Mor zamanlardan geçiyoruz sevgilim. Kısa öyküler gibi yaşadığımız anlar. Biri diğerine bağlanıyor. Dokunsana ellerime, geçmişin tazeliği, avuçlarımızda yaşlanıyor.

Hangi umut bizi taşıyan bugüne. Sevinçlerimize öykünen eskimiş hüzünler, gölgelerce peşimizde.

Yaşadıkça alışır mı olduk dersin hayata. Ne zamandır erken doğuyor, sabahsız günler. Biz sıkıca tutunuyoruz yine de… Bir çizgi de sen çek göz altlarıma bugün. Ne fark eder, daha gencim yarından.

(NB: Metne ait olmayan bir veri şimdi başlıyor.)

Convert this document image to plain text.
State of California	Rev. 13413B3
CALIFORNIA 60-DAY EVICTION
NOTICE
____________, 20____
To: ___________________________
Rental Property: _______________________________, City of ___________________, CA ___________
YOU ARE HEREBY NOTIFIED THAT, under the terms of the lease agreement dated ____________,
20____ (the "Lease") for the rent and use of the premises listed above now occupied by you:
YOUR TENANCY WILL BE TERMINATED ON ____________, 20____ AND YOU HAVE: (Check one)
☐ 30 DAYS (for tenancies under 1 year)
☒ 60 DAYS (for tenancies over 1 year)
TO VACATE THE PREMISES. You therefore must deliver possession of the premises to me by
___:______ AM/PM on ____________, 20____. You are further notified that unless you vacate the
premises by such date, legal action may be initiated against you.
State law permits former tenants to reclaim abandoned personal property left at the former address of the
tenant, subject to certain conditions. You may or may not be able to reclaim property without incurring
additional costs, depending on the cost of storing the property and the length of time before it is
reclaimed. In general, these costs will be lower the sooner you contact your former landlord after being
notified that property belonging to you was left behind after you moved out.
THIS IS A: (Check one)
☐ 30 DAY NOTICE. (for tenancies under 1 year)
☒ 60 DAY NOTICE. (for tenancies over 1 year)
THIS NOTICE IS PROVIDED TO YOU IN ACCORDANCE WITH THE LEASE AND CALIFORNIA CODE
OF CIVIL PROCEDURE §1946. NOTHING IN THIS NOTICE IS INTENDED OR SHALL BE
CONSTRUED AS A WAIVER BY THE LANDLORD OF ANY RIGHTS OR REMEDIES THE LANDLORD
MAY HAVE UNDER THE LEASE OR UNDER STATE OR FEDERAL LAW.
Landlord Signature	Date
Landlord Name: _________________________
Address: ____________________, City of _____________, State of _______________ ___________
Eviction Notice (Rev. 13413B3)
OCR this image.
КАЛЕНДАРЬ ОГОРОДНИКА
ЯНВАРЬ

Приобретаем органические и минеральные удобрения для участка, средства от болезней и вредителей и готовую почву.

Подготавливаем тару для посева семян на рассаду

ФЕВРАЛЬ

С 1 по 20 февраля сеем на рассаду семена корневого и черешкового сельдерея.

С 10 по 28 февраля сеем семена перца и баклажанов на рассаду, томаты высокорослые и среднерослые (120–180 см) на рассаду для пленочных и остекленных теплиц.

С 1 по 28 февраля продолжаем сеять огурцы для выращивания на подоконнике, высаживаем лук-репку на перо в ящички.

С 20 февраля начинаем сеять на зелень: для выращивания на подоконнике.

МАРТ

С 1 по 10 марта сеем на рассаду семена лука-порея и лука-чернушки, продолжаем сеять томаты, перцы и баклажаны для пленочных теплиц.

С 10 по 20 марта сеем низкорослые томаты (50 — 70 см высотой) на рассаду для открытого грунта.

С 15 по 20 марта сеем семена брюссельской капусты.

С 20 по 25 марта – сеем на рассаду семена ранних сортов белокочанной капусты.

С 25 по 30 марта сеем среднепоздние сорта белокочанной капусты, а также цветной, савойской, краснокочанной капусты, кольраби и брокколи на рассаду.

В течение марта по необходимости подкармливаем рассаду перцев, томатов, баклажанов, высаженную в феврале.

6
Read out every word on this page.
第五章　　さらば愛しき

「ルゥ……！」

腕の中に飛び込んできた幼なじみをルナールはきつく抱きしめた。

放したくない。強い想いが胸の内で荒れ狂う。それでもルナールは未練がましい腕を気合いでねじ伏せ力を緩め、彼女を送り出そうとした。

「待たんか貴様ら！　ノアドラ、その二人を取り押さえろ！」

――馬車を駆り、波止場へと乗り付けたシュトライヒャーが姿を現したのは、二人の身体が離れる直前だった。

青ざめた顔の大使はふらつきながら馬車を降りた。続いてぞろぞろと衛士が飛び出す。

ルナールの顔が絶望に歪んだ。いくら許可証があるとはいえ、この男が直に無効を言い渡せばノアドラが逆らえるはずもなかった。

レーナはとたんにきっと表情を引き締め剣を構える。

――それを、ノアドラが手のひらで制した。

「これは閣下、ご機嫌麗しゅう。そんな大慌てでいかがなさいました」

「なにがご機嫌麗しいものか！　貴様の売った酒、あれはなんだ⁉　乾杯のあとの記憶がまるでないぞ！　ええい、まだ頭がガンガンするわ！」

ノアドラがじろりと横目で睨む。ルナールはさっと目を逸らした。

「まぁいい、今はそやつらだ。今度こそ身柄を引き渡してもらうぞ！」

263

Parlat gülüşlerini, severken kalbimi. Ben hep benim öyle değil mi…

Dün büründüm gecelere. Uyanışım yarından kalma cılız sevinçlere. Gövdesi bir çınar ömrün. Can suyu yeter mi kurumuş çentiklere.

Sakladıkça görünür oldu izleri içimde büyüyen filizlerin. Kıskanırlar gösterme köklerini.

Onlar budadıkça kıymet bilmezliklerini, sus söyleme ümidin tekrar tekrar yeşerdiğini.